Edwards: Wales face ‘massive challenge’ in Pool A

Wales defence coach Shaun Edwards is staying with the WRU

Wales defence coach Shaun Edwards says his team have a “massive”
challenge to get out of the Rugby World Cup’s Pool of Death.

Former Rugby League star Edwards has been Wales assistant coach under head
coach Warren Gatland since 2008 and has overseen two Six Nations Grand Slams
and one title and a last-four appearance in the 2011 World Cup.

Working with attack coach Rob Howley and forwards coach Robin McBryde, Edwards
has carved himself a role as one of global rugby union’s most respected defensive

“It’s a massive challenge for us,” Edwards conceded of the defensive
effort he envisages for Wales in the so-called “Group of Death”.

“We are playing against England, who scored more tries in the Six Nations
last season that anyone has ever scored, and then we come up against Australia
and Fiji.

“Australia have just won the Rugby Championship and Fiji are in good form.”

Wales kick off their campaign against Pool A minnows Uruguay at the Millennium
Stadium on Sunday, but Edwards already has his eyes set on the September 26
clash at Twickenham against hosts England.

“It’s a big test for us in defence, in particular, the first big game
against England,” he said.

“England have scored the most points in the last two Six Nations so we
are playing against a very potent attacking force.

“They are a team who can hit you in all ways. They have some electric
backs and like to play expansive rugby, but they can also hit you through the
forwards with a mauling game.

“So, we have got our hands full, but we are preparing well for that challenge.”

Many pundits have predicted that, with only two teams automatically qualifying
for the quarter-finals, Pool A could well be decided on points difference given
the strength in depth of the teams on show.

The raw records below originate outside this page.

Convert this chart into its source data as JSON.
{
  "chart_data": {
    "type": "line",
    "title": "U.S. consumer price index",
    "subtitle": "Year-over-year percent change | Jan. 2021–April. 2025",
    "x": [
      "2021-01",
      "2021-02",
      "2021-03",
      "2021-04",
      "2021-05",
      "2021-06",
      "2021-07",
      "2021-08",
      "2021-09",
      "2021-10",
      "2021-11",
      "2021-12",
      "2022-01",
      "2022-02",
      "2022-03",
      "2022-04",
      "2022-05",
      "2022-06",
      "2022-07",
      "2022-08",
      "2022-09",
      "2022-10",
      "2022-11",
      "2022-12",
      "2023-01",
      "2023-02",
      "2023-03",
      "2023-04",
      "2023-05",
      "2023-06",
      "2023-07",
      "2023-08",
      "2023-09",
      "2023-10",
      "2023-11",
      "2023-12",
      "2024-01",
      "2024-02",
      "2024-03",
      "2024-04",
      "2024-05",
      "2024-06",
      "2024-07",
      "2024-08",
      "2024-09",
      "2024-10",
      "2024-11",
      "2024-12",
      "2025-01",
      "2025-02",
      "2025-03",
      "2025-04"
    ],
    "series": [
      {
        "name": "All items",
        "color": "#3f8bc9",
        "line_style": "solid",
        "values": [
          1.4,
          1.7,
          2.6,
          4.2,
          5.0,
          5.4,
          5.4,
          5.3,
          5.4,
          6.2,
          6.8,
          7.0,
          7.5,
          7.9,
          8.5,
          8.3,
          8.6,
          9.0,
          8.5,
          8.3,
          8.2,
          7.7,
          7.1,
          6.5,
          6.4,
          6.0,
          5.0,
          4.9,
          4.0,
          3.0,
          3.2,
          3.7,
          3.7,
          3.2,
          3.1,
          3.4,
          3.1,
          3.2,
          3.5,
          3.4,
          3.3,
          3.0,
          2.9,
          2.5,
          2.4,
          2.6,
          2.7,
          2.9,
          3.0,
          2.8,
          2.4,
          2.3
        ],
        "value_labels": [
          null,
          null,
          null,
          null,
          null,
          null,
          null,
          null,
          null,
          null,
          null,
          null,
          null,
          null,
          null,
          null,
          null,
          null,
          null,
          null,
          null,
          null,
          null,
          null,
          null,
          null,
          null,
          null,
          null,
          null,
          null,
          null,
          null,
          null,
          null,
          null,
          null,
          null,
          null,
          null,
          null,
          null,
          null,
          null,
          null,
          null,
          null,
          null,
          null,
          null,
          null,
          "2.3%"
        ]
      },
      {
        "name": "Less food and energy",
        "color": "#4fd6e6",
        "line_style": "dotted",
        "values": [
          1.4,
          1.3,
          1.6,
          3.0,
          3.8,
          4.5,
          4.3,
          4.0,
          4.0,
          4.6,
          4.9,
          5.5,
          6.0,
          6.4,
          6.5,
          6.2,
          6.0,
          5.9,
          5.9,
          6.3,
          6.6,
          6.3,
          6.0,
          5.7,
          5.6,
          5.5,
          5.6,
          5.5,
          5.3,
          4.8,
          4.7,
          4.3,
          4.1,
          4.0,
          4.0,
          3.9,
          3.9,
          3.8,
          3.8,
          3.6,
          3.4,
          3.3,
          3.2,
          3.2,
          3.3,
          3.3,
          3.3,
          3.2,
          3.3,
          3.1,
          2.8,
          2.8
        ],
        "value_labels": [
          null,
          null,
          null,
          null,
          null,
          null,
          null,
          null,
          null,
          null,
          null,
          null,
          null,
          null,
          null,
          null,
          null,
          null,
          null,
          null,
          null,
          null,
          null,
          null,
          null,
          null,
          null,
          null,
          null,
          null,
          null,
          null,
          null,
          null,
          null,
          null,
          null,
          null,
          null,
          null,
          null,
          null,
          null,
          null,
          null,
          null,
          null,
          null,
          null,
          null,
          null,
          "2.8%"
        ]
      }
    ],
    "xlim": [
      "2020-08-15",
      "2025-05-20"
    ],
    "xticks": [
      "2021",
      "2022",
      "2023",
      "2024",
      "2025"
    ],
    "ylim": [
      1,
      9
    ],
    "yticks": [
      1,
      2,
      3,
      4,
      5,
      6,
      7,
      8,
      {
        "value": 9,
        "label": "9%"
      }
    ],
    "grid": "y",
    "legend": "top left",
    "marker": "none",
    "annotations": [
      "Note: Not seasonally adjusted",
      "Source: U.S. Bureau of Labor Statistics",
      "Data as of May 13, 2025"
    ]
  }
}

“The last two Six Nations have been decided on points difference,”
Edwards reminisced.

“Ireland won both of them because they conceded the least points. And
we won it before that because we conceded the least points. So, obviously defence
is a big part of it and if it does go to points difference, the fewer points
you concede, the better.

“But also, there is no doubt that with such potent attacking sides in
our group, there are going to be a lot of tries scored as well.”

Turning to Sam Burgess, a rugby league convert who has been named on the bench
for England for Friday’s tournament opener against Fiji, Edwards acknowledged
that he was impressed by what he had seen.

“I think Sam has been massively improving,” he said.

“Like any player, it is massive to change sport, but for Sam he has changed
from a forward to a back as well. That has made it even harder for him.

“I haven’t seen a full game of him playing at centre for a while, but
he came on there for England and made a relatively good impact. I think Sam
has acquitted himself very, very well.”